In this survey we explain a stratification of a Hilbert modular variety ME in characteristic p > 0 attached to a totally real number field E. This stratification refines the stratification of ME by Lie type, and has the property that many strata are central leaves in ME, called distinguished central leaves. In the case when the totally real field E is unramified above p, this stratification reduces to the stratification of ME by α-type first introduced by Goren and Oort and studied by Yu, and coincides with the EO stratification on ME. Moreover it is known that every non-supersingular α-stratum of ME is irreducible. To treat the general case where E may be ramified above p, a key ingredient is the notion of congruity, a p-adic numerical invariant for abelian varieties with real multiplication by OE in characteristic p.
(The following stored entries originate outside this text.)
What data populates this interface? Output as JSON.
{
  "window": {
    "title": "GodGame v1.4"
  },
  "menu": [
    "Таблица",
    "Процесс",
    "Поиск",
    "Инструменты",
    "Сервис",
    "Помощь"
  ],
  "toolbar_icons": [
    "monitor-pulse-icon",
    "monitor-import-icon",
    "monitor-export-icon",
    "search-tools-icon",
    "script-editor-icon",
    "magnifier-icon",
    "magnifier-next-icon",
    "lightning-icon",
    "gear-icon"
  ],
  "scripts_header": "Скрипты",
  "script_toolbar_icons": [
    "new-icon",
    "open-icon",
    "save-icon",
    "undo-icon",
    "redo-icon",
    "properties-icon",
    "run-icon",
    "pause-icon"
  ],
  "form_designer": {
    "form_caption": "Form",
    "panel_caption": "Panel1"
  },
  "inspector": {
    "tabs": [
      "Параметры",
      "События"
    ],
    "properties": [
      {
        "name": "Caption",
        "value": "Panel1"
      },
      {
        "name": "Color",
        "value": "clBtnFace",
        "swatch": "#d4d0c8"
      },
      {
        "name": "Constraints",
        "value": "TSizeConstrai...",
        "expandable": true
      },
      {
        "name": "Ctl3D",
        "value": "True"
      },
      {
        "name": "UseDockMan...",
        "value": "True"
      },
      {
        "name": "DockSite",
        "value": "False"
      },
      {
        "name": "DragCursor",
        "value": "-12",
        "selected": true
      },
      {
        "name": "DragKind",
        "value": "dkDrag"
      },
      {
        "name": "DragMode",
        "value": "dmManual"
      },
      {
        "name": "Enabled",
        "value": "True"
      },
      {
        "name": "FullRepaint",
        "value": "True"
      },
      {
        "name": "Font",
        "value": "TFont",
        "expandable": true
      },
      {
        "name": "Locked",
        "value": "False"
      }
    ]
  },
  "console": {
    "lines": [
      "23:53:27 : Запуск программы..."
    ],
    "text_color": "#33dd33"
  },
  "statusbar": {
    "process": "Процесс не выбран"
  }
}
For every Lie stratum Ne on ME, this new invariant defines a finite number of locally closed subsets Qc(Ne), and Ne is the disjoint union of these Lie-congruity strata Qc(Ne) in Ne. The incidence relation between the Lie-congruity strata enables one to show that the prime-to-p Hecke correspondences operate transitively on the set of all irreducible components of any distinguished central leaf in ME, see Theorems 7.1, 8.1 and 9.1. The Hecke transitivity implies, according to the method of prime-to-p monodromy of Hecke invariant subvarieties, that every non-supersingular distinguished central leaf in a Hilbert modular variety ME is irreducible. The last irreducibility result is a key ingredient of the proof the Hecke orbit conjecture for Siegel modular varieties.